Amid student push for fossil fuel divestment, Chatham encounters hurdles


University of Pittsburgh, Chatham University and Carnegie Mellon University students, march for their respective universities to fully divest in fossil fuels. Students chant, “Pitt, Chatham, CMU, divest now or shame on you!” Photo Credits: Kyle Ferreira

Kyle Ferreira

Chatham University has reduced the investment in fossil fuels from 5% in 2017 down to 1-2% of its 2021 endowment. 

The news follows a campus push for divestment that occurred on Nov. 13 after a local, student-led march called upon Chatham University, Carnegie Mellon University and the University of Pittsburgh to fully divest in fossil fuels. 

An endowment is a collection of financial assets that universities invest to support its education and research continuously, providing stability as income fluctuates year to year.

Chatham Green Team members deliver speeches about fossil fuel divestment to a crowd of students on Woodland Road.

For Chatham, eliminating the portion that remains invested in fossil fuels is difficult because of the way Chatham must manage its wealth, according to Walter Fowler, vice-president of finance and administration at Chatham University. 

Instead of investing in stocks, Chatham invests its endowment in funds and fixed-income bonds. The funds select many stocks to invest in based on what the whole stock market is doing, thus spreading out the risk associated with individual stocks. Fixed-income bond investments provide periodic payments which are known in advance, making bonds a less risky form of investment.

Chatham has direct control over the fixed-income bonds that the endowment is invested in. 

“Just this past year, we said ‘there’s no reason why we can’t select bonds that are not carbon producing companies,’” Fowler said. 

By eliminating carbon investments from Chatham’s fixed-income bonds and switching to funds that screen out carbon-producing companies, Chatham reduced its investment in fossil fuels down to 1 to 2%. 

Most of Chatham’s remaining investment in fossil fuels is with Commonfund, which helps smaller institutions, like Chatham University, with their private equity investments. 

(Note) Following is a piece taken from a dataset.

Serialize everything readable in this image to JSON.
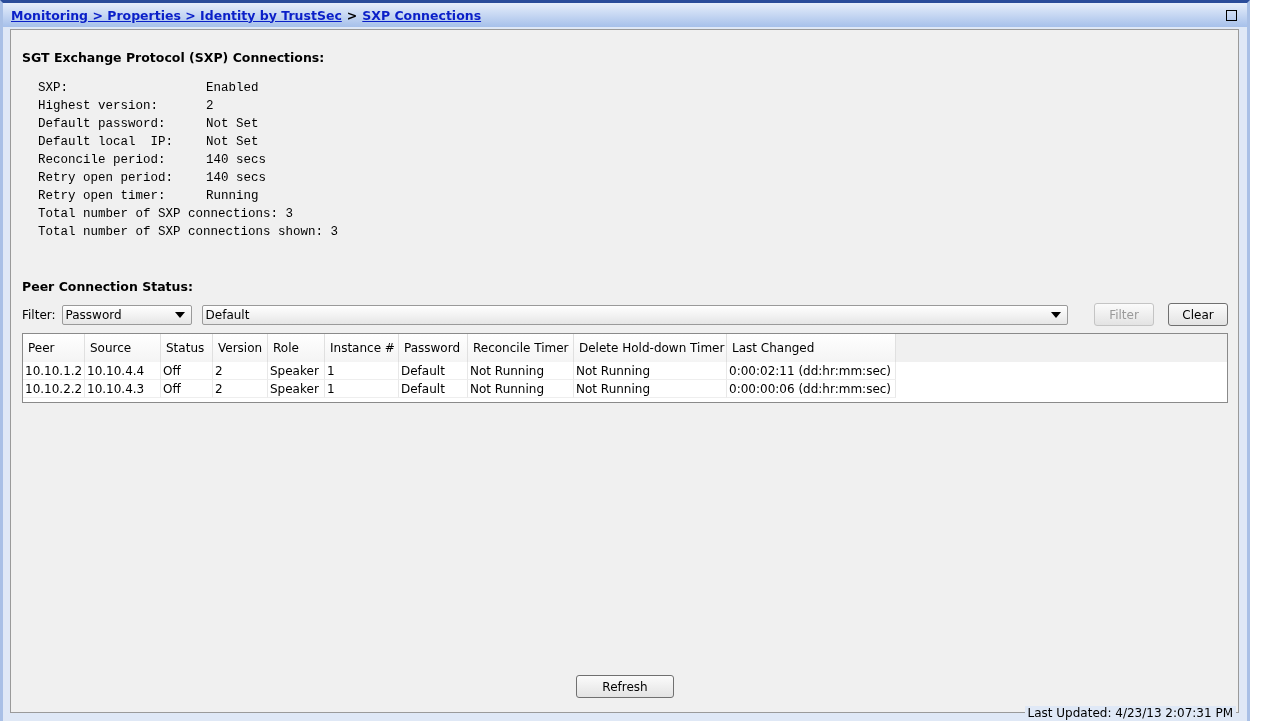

According to Fowler, “When you invest with Commonfund, what you do is sign a contract to stay invested with them for the life of their fund.”

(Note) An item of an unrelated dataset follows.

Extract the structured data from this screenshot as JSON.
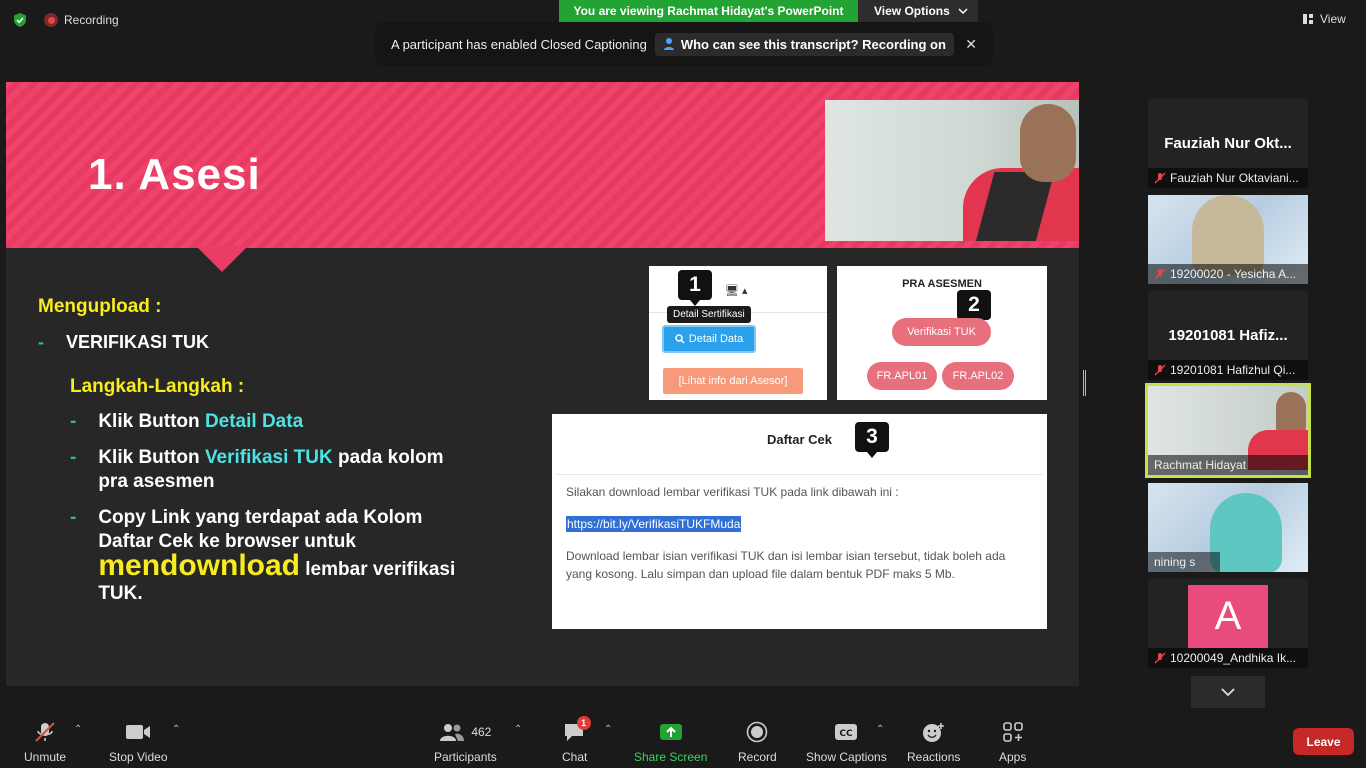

Students carrying the “Divest Now” banner lead the march toward the University of Pittsburgh.

The life of the fund can last from 7 to 10 years, and there is a large financial penalty for leaving the contract early. This is the current problem Chatham faces with divesting in fossil fuels.  

Larger universities with greater endowments, such as CMU ($3.1 billion) and Pitt ($2.4 billion), can invest directly in stocks. This gives them complete control over what they are investing in and allows them to specifically choose companies that are carbon neutral.

However, Chatham’s endowment, valued at $102 million, is considerably smaller than CMU or Pitt’s endowments. According to Fowler, there is too much risk involved when investing directly in stocks of specific companies due to Chatham’s endowment size. 

As a result of investing in funds, Chatham can’t choose specifically what the endowment is being invested in. This limits Chatham’s control over how much of its endowment is invested in fossil fuels. 

“We try to pick funds that have a good carbon divestment track record, but there’s some left over,” Fowler said.

This lack of control over the specific investments makes it difficult to determine an exact date by which Chatham can be completely divested in fossil fuels. 

University of Pittsburgh, Chatham University and Carnegie Mellon University students march along Fifth Avenue shouting, “We won’t rest ‘til we divest.”

“The 1-2% in [Chatham’s] portfolio will go away over time because our commitment to Commonfund will go away over time,” Fowler said. “We would like to make a declaration that by ‘X’ date we’ll be carbon free, but we only want to make that declaration if we can stand by it.”

Fowler emphasized the importance of students advocating with companies that manage investments, like Commonfund, to make a change that can impact Chatham and other institutions that use outside companies to help them invest. 

“If students advocated with Commonfund to divest with carbon producing assets, that could be really powerful,” Fowler said.